Clinical Context–Aware Segmentation of Tumor Targets and Organs at Risk Using Multimodal Foundation Models
Abstract
Purpose
Target delineation remains one of the most significant workflow bottlenecks in radiotherapy. Particularly, CTV segmentation remains challenging because it depends on clinical reasoning beyond visible imaging features. This study aims to develop and evaluate a multimodal AI framework that integrates clinical context with imaging data to improve automated or interactively semi-automated segmentation of tumor targets, especially CTV, while maintaining high accuracy for other radiotherapy structures.
Methods
We propose a multimodal segmentation framework combining a vision transformer–based foundation model with a large language model (LLM). The image encoder was fine-tuned using low-rank adaptation to handle CT-specific features, while the LLM encoded structured clinical information (e.g., TNM stage, histology, target type) into text prompt embeddings. These embeddings were fused with spatial prompts and image features through a transformer-based mask decoder with cross-attention and memory mechanisms for 3D consistency.

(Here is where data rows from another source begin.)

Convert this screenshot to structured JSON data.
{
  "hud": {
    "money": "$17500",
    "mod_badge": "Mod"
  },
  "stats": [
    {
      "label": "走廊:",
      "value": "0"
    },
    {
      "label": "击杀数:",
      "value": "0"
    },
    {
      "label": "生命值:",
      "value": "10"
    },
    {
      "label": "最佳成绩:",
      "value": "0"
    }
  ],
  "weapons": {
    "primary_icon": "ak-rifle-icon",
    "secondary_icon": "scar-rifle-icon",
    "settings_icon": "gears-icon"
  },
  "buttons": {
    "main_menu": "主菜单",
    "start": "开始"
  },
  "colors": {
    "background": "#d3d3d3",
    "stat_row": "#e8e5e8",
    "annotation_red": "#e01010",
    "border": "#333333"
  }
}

The model was evaluated using the public NSCLC Radiomics dataset (300 cases), with 260 cases for training and 40 for testing. Segmentation accuracy was assessed using 3D and 2D Dice similarity coefficients.
Results
The proposed method achieved mean 3D Dice scores of 0.742 for GTV, 0.710 for CTV, 0.972 for lung OAR, and mean 2D Dice scores of 0.925 for GTV, 0.910 for CTV (For slices without visible tumors, correctly predicted empty masks were assigned a Dice score of 1.0, thus 2D Dice scores may appear relatively high). The proposed method outperformed conventional 3D U-Net and Medical SAM-based approaches. Incorporation of clinical text prompt embeddings consistently improved performance across all targets compared with image-only settings.
Conclusion
Integrating clinical context via LLM-driven prompt embeddings significantly enhances automated target delineation in radiotherapy. The proposed multimodal framework enables accurate, universal segmentation of both tumor targets and OARs from a single model, demonstrating strong potential to reduce contouring workload and improve radiotherapy workflow efficiency.